Williams may offer a window into how — and if — the gang that once ruled Hamilton Hill will turn into a group of law-abiding adults.
For Williams, now 27, the turning point came three years into his sentence for gun possession. After hearing a poetry recital on the radio, he started writing about his experiences.
Over the next three years, poems taught him how to avoid conflict, showed him the connection between action and consequence, and served as his emotional outlet during days of misery in prison, he said. When he stopped acting out, his good behavior got him out of prison early.
“Poetry,” he says, “was my escape. It kept me grounded.”
He walked out of prison with few skills — he had been trained as a custodian, which he didn’t like — so he scraped up the money to take college classes. Since he had missed seven years of computer advancements, he’s working on an information technology degree at Bryant & Stratton College, Albany.
He also learned to weld, which led to a job at the Metal Supermarket in Albany. That pays his bills and gives him enough extra to help support his son. He and his son’s mother aren’t living together, but they share custody.
In his moments of free time, he works with teens at Quest, the arts program in Hamilton Hill he enjoyed before he joined the Cleanaz. And he still writes poetry.
It may seem unlikely for a man who was carrying three handguns before he turned 18 to now express his feelings with a pen. But he insists that his younger self never set out to commit violence. It just took poetry — and prison — to teach him how to deal with people differently.
PRISON LESSONS
Early in his incarceration, for example, he said he would’ve been perfectly happy to get into a fight if someone offered one.
“Say there’s a prisoner who got no mail today.

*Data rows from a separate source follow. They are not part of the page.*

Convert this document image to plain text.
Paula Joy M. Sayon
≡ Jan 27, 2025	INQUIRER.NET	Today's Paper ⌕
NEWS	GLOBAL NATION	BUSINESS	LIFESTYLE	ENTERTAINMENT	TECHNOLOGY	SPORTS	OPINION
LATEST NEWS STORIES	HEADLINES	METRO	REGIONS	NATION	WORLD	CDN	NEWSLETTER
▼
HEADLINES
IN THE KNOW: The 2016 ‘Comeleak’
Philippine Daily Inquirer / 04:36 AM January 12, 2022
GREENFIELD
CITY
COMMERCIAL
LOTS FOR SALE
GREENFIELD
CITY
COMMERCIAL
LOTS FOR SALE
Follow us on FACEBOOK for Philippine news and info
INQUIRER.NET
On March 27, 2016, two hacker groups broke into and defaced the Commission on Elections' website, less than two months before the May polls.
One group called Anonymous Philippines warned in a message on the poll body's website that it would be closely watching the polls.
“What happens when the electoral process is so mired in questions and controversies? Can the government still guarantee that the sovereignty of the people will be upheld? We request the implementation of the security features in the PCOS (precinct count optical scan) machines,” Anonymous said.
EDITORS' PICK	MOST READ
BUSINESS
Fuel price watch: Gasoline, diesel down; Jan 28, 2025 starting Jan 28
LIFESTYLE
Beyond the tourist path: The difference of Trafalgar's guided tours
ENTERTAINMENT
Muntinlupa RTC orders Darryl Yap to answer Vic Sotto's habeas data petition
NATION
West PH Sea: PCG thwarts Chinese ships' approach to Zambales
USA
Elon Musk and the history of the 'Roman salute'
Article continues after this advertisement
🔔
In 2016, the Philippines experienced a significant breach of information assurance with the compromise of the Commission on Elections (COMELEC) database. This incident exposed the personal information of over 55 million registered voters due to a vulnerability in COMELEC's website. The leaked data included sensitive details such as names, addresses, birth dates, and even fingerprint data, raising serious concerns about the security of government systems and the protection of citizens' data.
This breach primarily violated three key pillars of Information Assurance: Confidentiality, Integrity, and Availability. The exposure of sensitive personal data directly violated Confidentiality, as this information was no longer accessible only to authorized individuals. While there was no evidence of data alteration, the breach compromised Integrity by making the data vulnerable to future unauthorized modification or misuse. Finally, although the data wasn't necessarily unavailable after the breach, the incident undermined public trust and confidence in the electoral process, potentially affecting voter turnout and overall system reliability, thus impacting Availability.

He’s feeling down, a little miserable, he might come out of his cell with a chip on his shoulder,” Williams said. “Before, if he wanted to rub his misery off on me I might’ve tried to rub it back off on him.”
But after describing such events in poetry, he realized fights were avoidable.
“Once you realize the circumstances, you know how to sidestep the misery,” he said.
Three years later, after serving his minimum sentence, he was set free. The state could have held him for another four years if he’d misbehaved.
If it’s clear now that he needed something to teach him the connection between action and consequence, Williams credits Elmira Correctional Facility with making that lesson stick.
“I learned a lot in prison. I learned things I don’t think I could’ve learned on the street,” he said.
Looking back at his time with the Cleanaz, it was as if there was a disconnect between owning a gun and killing someone. He knew that drug dealers like himself were often involved in deadly fights and he wanted to make sure he survived.
But, he said, he thought just carrying a gun would be enough. He didn’t want to actually use it to kill someone.
“I felt safe. I just didn’t want to be a statistic,” he said, adding that everyone wanted to have a variety of guns, almost as if it was the cool thing to do.
“It was the same as if someone had three game systems,” he said.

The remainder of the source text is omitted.